Occupation: King of Mann and the Isles
Last Updated:

About Magnús Óláfsson, King of Mann and the Isles

Magnus Olafsson, King of Mann and the Isles

His brother Harald I, was the last recognized Norse King of Mann and ascended the throne after interruption by more distant and rival relatives. Magnus's official title in Latin was Rex Manniae et Insularum or King of Mann and the Isles. He married Mary of Argyll, daughter of Eóghan of Argyll, the Lord of the Isles. With his death in 1265 the Norse Manx Dynasty ended and Scottish rule began. His son Godred VI later attempted restoration but failed.

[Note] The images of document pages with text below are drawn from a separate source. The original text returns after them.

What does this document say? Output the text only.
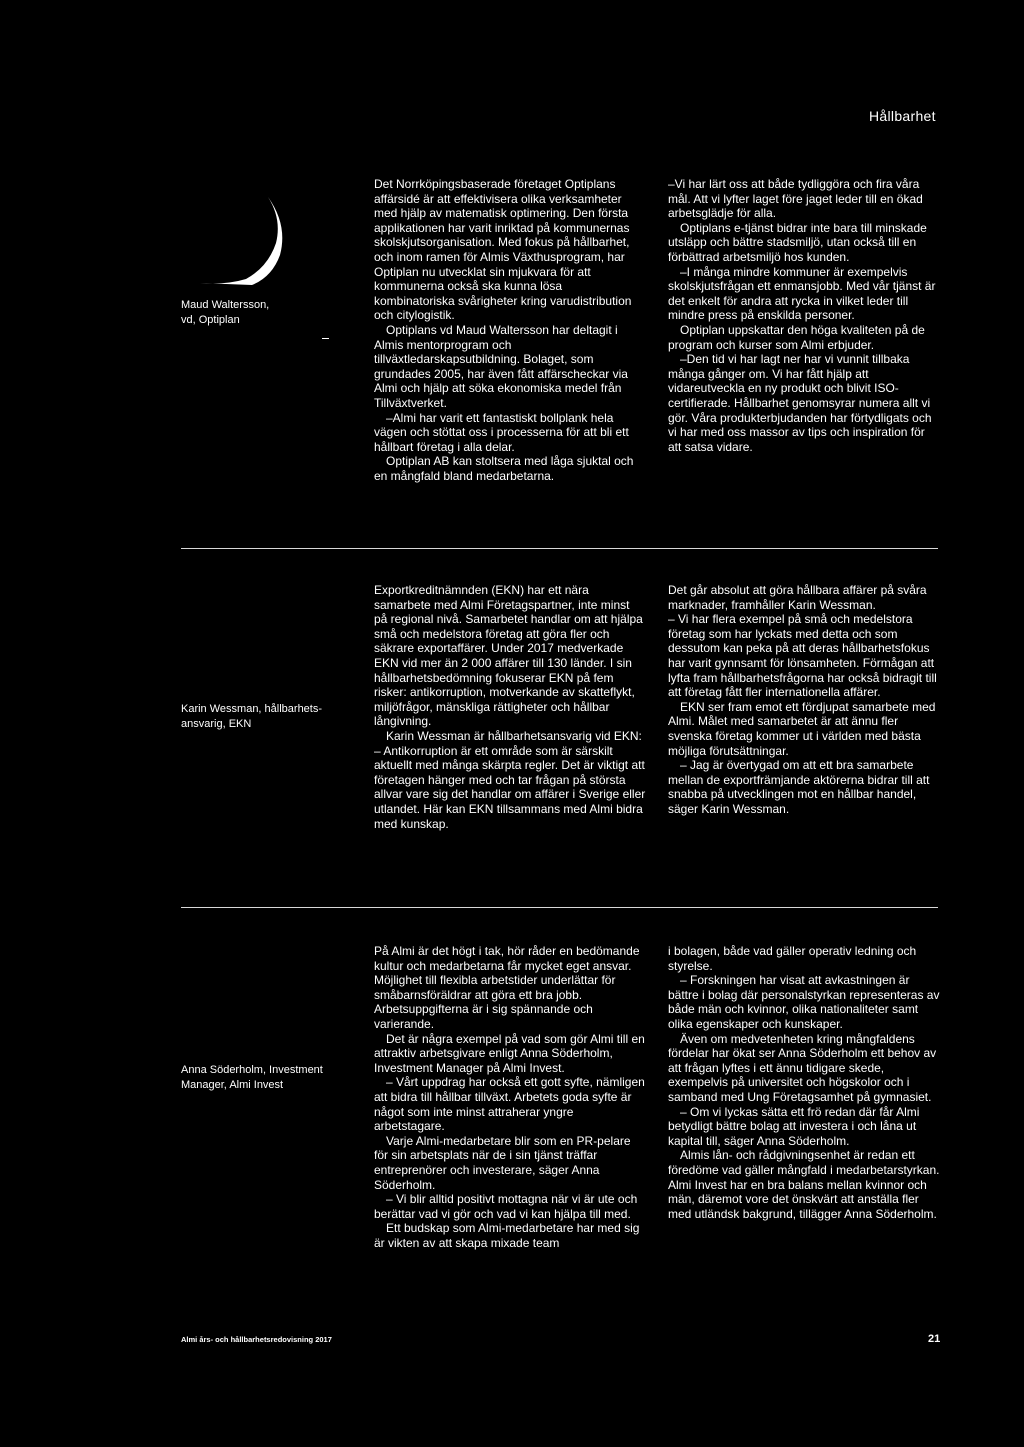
Hållbarhet
Maud Waltersson,
vd, Optiplan

Det Norrköpingsbaserade företaget Optiplans affärsidé är att effektivisera olika verksamheter med hjälp av matematisk optimering. Den första applikationen har varit inriktad på kommunernas skolskjutsorganisation. Med fokus på hållbarhet, och inom ramen för Almis Växthusprogram, har Optiplan nu utvecklat sin mjukvara för att kommunerna också ska kunna lösa kombinatoriska svårigheter kring varudistribution och citylogistik.

Optiplans vd Maud Waltersson har deltagit i Almis mentorprogram och tillväxtledarskapsutbildning. Bolaget, som grundades 2005, har även fått affärscheckar via Almi och hjälp att söka ekonomiska medel från Tillväxtverket.

–Almi har varit ett fantastiskt bollplank hela vägen och stöttat oss i processerna för att bli ett hållbart företag i alla delar.

Optiplan AB kan stoltsera med låga sjuktal och en mångfald bland medarbetarna.

–Vi har lärt oss att både tydliggöra och fira våra mål. Att vi lyfter laget före jaget leder till en ökad arbetsglädje för alla.

Optiplans e-tjänst bidrar inte bara till minskade utsläpp och bättre stadsmiljö, utan också till en förbättrad arbetsmiljö hos kunden.

–I många mindre kommuner är exempelvis skolskjutsfrågan ett enmansjobb. Med vår tjänst är det enkelt för andra att rycka in vilket leder till mindre press på enskilda personer.

Optiplan uppskattar den höga kvaliteten på de program och kurser som Almi erbjuder.

–Den tid vi har lagt ner har vi vunnit tillbaka många gånger om. Vi har fått hjälp att vidareutveckla en ny produkt och blivit ISO-certifierade. Hållbarhet genomsyrar numera allt vi gör. Våra produkterbjudanden har förtydligats och vi har med oss massor av tips och inspiration för att satsa vidare.

Karin Wessman, hållbarhets-
ansvarig, EKN

Exportkreditnämnden (EKN) har ett nära samarbete med Almi Företagspartner, inte minst på regional nivå. Samarbetet handlar om att hjälpa små och medelstora företag att göra fler och säkrare exportaffärer. Under 2017 medverkade EKN vid mer än 2 000 affärer till 130 länder. I sin hållbarhetsbedömning fokuserar EKN på fem risker: antikorruption, motverkande av skatteflykt, miljöfrågor, mänskliga rättigheter och hållbar långivning.

Karin Wessman är hållbarhetsansvarig vid EKN:

– Antikorruption är ett område som är särskilt aktuellt med många skärpta regler. Det är viktigt att företagen hänger med och tar frågan på största allvar vare sig det handlar om affärer i Sverige eller utlandet. Här kan EKN tillsammans med Almi bidra med kunskap.

Det går absolut att göra hållbara affärer på svåra marknader, framhåller Karin Wessman.

– Vi har flera exempel på små och medelstora företag som har lyckats med detta och som dessutom kan peka på att deras hållbarhetsfokus har varit gynnsamt för lönsamheten. Förmågan att lyfta fram hållbarhetsfrågorna har också bidragit till att företag fått fler internationella affärer.

EKN ser fram emot ett fördjupat samarbete med Almi. Målet med samarbetet är att ännu fler svenska företag kommer ut i världen med bästa möjliga förutsättningar.

– Jag är övertygad om att ett bra samarbete mellan de exportfrämjande aktörerna bidrar till att snabba på utvecklingen mot en hållbar handel, säger Karin Wessman.

Anna Söderholm, Investment
Manager, Almi Invest

På Almi är det högt i tak, hör råder en bedömande kultur och medarbetarna får mycket eget ansvar. Möjlighet till flexibla arbetstider underlättar för småbarnsföräldrar att göra ett bra jobb. Arbetsuppgifterna är i sig spännande och varierande.

Det är några exempel på vad som gör Almi till en attraktiv arbetsgivare enligt Anna Söderholm, Investment Manager på Almi Invest.

– Vårt uppdrag har också ett gott syfte, nämligen att bidra till hållbar tillväxt. Arbetets goda syfte är något som inte minst attraherar yngre arbetstagare.

Varje Almi-medarbetare blir som en PR-pelare för sin arbetsplats när de i sin tjänst träffar entreprenörer och investerare, säger Anna Söderholm.

– Vi blir alltid positivt mottagna när vi är ute och berättar vad vi gör och vad vi kan hjälpa till med.

Ett budskap som Almi-medarbetare har med sig är vikten av att skapa mixade team

i bolagen, både vad gäller operativ ledning och styrelse.

– Forskningen har visat att avkastningen är bättre i bolag där personalstyrkan representeras av både män och kvinnor, olika nationaliteter samt olika egenskaper och kunskaper.

Även om medvetenheten kring mångfaldens fördelar har ökat ser Anna Söderholm ett behov av att frågan lyftes i ett ännu tidigare skede, exempelvis på universitet och högskolor och i samband med Ung Företagsamhet på gymnasiet.

– Om vi lyckas sätta ett frö redan där får Almi betydligt bättre bolag att investera i och låna ut kapital till, säger Anna Söderholm.

Almis lån- och rådgivningsenhet är redan ett föredöme vad gäller mångfald i medarbetarstyrkan. Almi Invest har en bra balans mellan kvinnor och män, däremot vore det önskvärt att anställa fler med utländsk bakgrund, tillägger Anna Söderholm.

Almi års- och hållbarhetsredovisning 2017	21
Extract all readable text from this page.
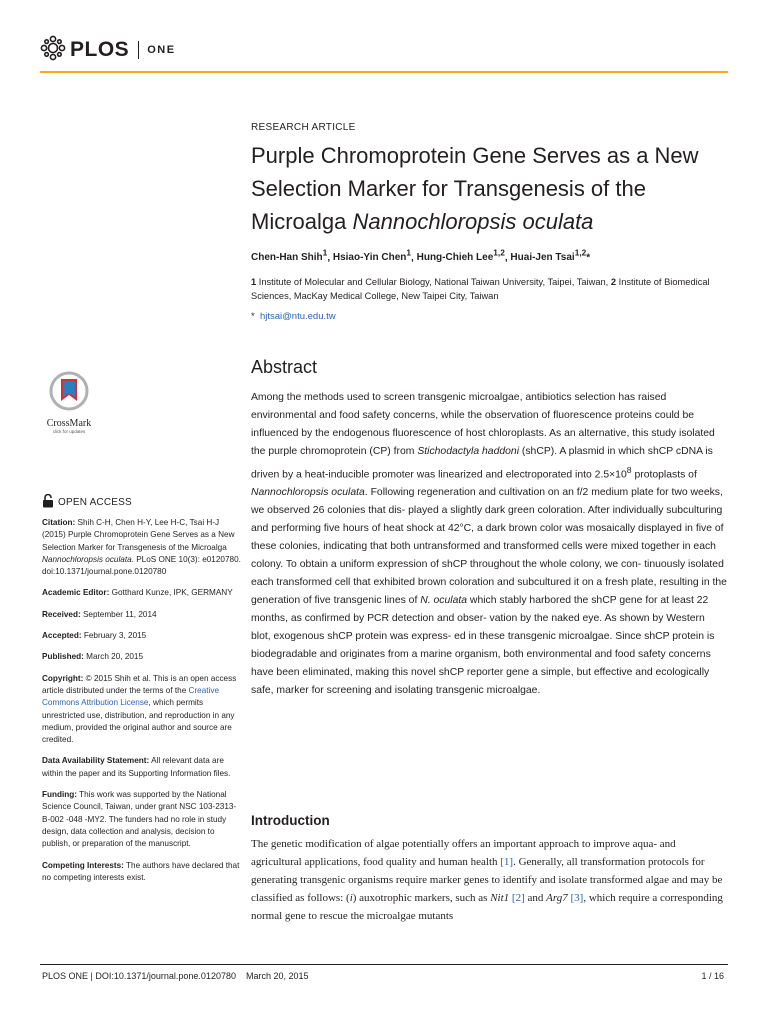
PLOS ONE
RESEARCH ARTICLE
Purple Chromoprotein Gene Serves as a New Selection Marker for Transgenesis of the Microalga Nannochloropsis oculata
Chen-Han Shih$^1$, Hsiao-Yin Chen$^1$, Hung-Chieh Lee$^{1,2}$, Huai-Jen Tsai$^{1,2}$*
1 Institute of Molecular and Cellular Biology, National Taiwan University, Taipei, Taiwan, 2 Institute of Biomedical Sciences, MacKay Medical College, New Taipei City, Taiwan
* hjtsai@ntu.edu.tw
CrossMark
click for updates
OPEN ACCESS

Citation: Shih C-H, Chen H-Y, Lee H-C, Tsai H-J (2015) Purple Chromoprotein Gene Serves as a New Selection Marker for Transgenesis of the Microalga Nannochloropsis oculata. PLoS ONE 10(3): e0120780. doi:10.1371/journal.pone.0120780

Academic Editor: Gotthard Kunze, IPK, GERMANY

Received: September 11, 2014

Accepted: February 3, 2015

Published: March 20, 2015

Copyright: © 2015 Shih et al. This is an open access article distributed under the terms of the Creative Commons Attribution License, which permits unrestricted use, distribution, and reproduction in any medium, provided the original author and source are credited.

Data Availability Statement: All relevant data are within the paper and its Supporting Information files.

Funding: This work was supported by the National Science Council, Taiwan, under grant NSC 103-2313-B-002 -048 -MY2. The funders had no role in study design, data collection and analysis, decision to publish, or preparation of the manuscript.

Competing Interests: The authors have declared that no competing interests exist.

Abstract

Among the methods used to screen transgenic microalgae, antibiotics selection has raised environmental and food safety concerns, while the observation of fluorescence proteins could be influenced by the endogenous fluorescence of host chloroplasts. As an alternative, this study isolated the purple chromoprotein (CP) from Stichodactyla haddoni (shCP). A plasmid in which shCP cDNA is driven by a heat-inducible promoter was linearized and electroporated into $2.5\times 10^8$ protoplasts of Nannochloropsis oculata. Following regeneration and cultivation on an f/2 medium plate for two weeks, we observed 26 colonies that dis- played a slightly dark green coloration. After individually subculturing and performing five hours of heat shock at 42°C, a dark brown color was mosaically displayed in five of these colonies, indicating that both untransformed and transformed cells were mixed together in each colony. To obtain a uniform expression of shCP throughout the whole colony, we con- tinuously isolated each transformed cell that exhibited brown coloration and subcultured it on a fresh plate, resulting in the generation of five transgenic lines of N. oculata which stably harbored the shCP gene for at least 22 months, as confirmed by PCR detection and obser- vation by the naked eye. As shown by Western blot, exogenous shCP protein was express- ed in these transgenic microalgae. Since shCP protein is biodegradable and originates from a marine organism, both environmental and food safety concerns have been eliminated, making this novel shCP reporter gene a simple, but effective and ecologically safe, marker for screening and isolating transgenic microalgae.

Introduction

The genetic modification of algae potentially offers an important approach to improve aqua- and agricultural applications, food quality and human health [1]. Generally, all transformation protocols for generating transgenic organisms require marker genes to identify and isolate transformed algae and may be classified as follows: (i) auxotrophic markers, such as Nit1 [2] and Arg7 [3], which require a corresponding normal gene to rescue the microalgae mutants

PLOS ONE | DOI:10.1371/journal.pone.0120780    March 20, 2015	1 / 16
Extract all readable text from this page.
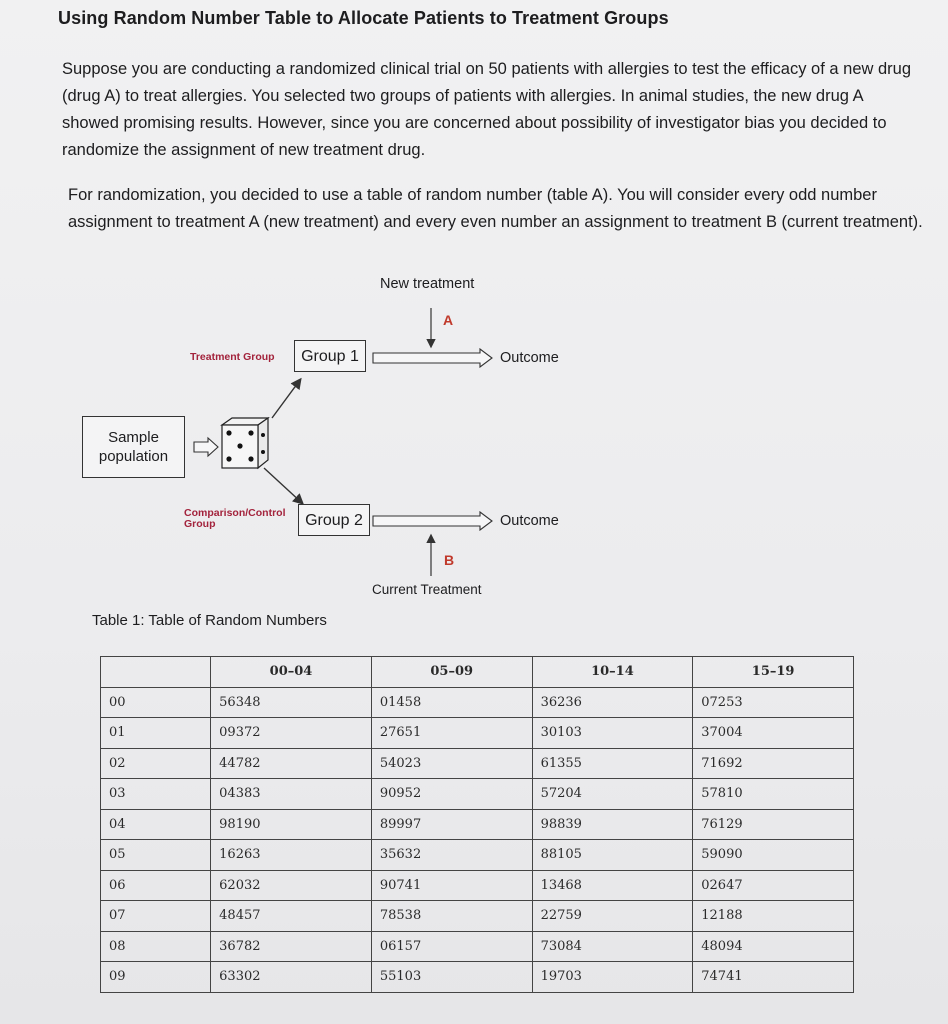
Using Random Number Table to Allocate Patients to Treatment Groups
Suppose you are conducting a randomized clinical trial on 50 patients with allergies to test the efficacy of a new drug (drug A) to treat allergies. You selected two groups of patients with allergies. In animal studies, the new drug A showed promising results. However, since you are concerned about possibility of investigator bias you decided to randomize the assignment of new treatment drug.
For randomization, you decided to use a table of random number (table A). You will consider every odd number assignment to treatment A (new treatment) and every even number an assignment to treatment B (current treatment).
New treatment
A
Treatment Group	Group 1	Outcome
Sample population
Comparison/Control Group	Group 2	Outcome
B
Current Treatment
Table 1: Table of Random Numbers
	00–04	05–09	10–14	15–19
00	56348	01458	36236	07253
01	09372	27651	30103	37004
02	44782	54023	61355	71692
03	04383	90952	57204	57810
04	98190	89997	98839	76129
05	16263	35632	88105	59090
06	62032	90741	13468	02647
07	48457	78538	22759	12188
08	36782	06157	73084	48094
09	63302	55103	19703	74741
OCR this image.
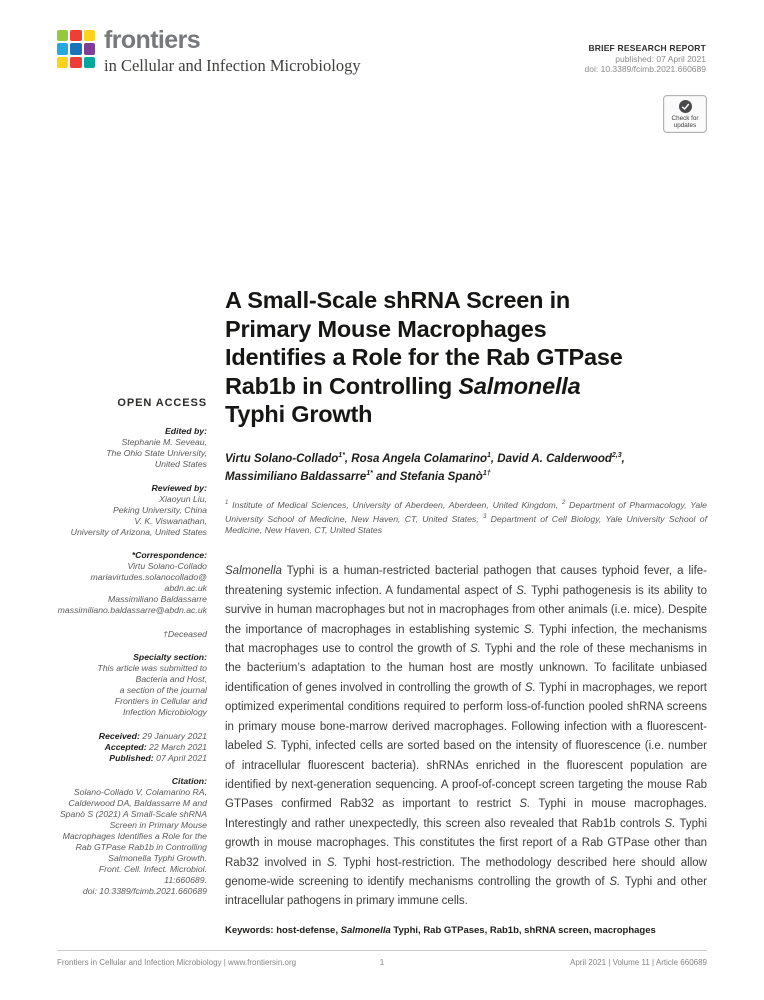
frontiers
in Cellular and Infection Microbiology
BRIEF RESEARCH REPORT
published: 07 April 2021
doi: 10.3389/fcimb.2021.660689
Check for
updates
OPEN ACCESS
Edited by:
Stephanie M. Seveau,
The Ohio State University,
United States
Reviewed by:
Xiaoyun Liu,
Peking University, China
V. K. Viswanathan,
University of Arizona, United States
*Correspondence:
Virtu Solano-Collado
mariavirtudes.solanocollado@
abdn.ac.uk
Massimiliano Baldassarre
massimiliano.baldassarre@abdn.ac.uk
†Deceased
Specialty section:
This article was submitted to
Bacteria and Host,
a section of the journal
Frontiers in Cellular and
Infection Microbiology
Received: 29 January 2021
Accepted: 22 March 2021
Published: 07 April 2021
Citation:
Solano-Collado V, Colamarino RA,
Calderwood DA, Baldassarre M and
Spanò S (2021) A Small-Scale shRNA
Screen in Primary Mouse
Macrophages Identifies a Role for the
Rab GTPase Rab1b in Controlling
Salmonella Typhi Growth.
Front. Cell. Infect. Microbiol. 11:660689.
doi: 10.3389/fcimb.2021.660689
A Small-Scale shRNA Screen in
Primary Mouse Macrophages
Identifies a Role for the Rab GTPase
Rab1b in Controlling Salmonella
Typhi Growth
Virtu Solano-Collado$^{1*}$, Rosa Angela Colamarino$^1$, David A. Calderwood$^{2,3}$,
Massimiliano Baldassarre$^{1*}$ and Stefania Spanò$^{1\dagger}$
$^1$ Institute of Medical Sciences, University of Aberdeen, Aberdeen, United Kingdom, $^2$ Department of Pharmacology, Yale University School of Medicine, New Haven, CT, United States, $^3$ Department of Cell Biology, Yale University School of Medicine, New Haven, CT, United States
Salmonella Typhi is a human-restricted bacterial pathogen that causes typhoid fever, a life-threatening systemic infection. A fundamental aspect of S. Typhi pathogenesis is its ability to survive in human macrophages but not in macrophages from other animals (i.e. mice). Despite the importance of macrophages in establishing systemic S. Typhi infection, the mechanisms that macrophages use to control the growth of S. Typhi and the role of these mechanisms in the bacterium’s adaptation to the human host are mostly unknown. To facilitate unbiased identification of genes involved in controlling the growth of S. Typhi in macrophages, we report optimized experimental conditions required to perform loss-of-function pooled shRNA screens in primary mouse bone-marrow derived macrophages. Following infection with a fluorescent-labeled S. Typhi, infected cells are sorted based on the intensity of fluorescence (i.e. number of intracellular fluorescent bacteria). shRNAs enriched in the fluorescent population are identified by next-generation sequencing. A proof-of-concept screen targeting the mouse Rab GTPases confirmed Rab32 as important to restrict S. Typhi in mouse macrophages. Interestingly and rather unexpectedly, this screen also revealed that Rab1b controls S. Typhi growth in mouse macrophages. This constitutes the first report of a Rab GTPase other than Rab32 involved in S. Typhi host-restriction. The methodology described here should allow genome-wide screening to identify mechanisms controlling the growth of S. Typhi and other intracellular pathogens in primary immune cells.
Keywords: host-defense, Salmonella Typhi, Rab GTPases, Rab1b, shRNA screen, macrophages
Frontiers in Cellular and Infection Microbiology | www.frontiersin.org	1	April 2021 | Volume 11 | Article 660689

After 1217, Norwegian suzerainty of the Isle of Man became a reality and Norway consequently came into collision with the growing power of Scotland.

Finally, in 1261, Alexander III of Scotland sent envoys to Norway to negotiate for the cession of the isles, but their efforts led to no result. He therefore initiated hostilities which terminated in tactical victory for the Norwegians, but significant strategic victory for the Scots, at the often-overstated skirmish of the Battle of Largs in 1263. The failure of the Norwegians to achieve a major and decisive victory at Largs ended their campaign for that year, and the subsequent death of Haakon IV in Orkney led to the ascension to the throne of his son Magnus VI and the signing of the 1266 Treaty of Perth. The Treaty of Perth ceded the islands, including Mann, to Scotland in consideration of the sum of 4,000 marks (known as merks in Scotland) and an annuity of 100 marks.

However, Scotland's rule over Mann did not become firmly established until 1275, when the Manx under Godred VI suffered defeat in the decisive Battle of Ronaldsway, near Castletown.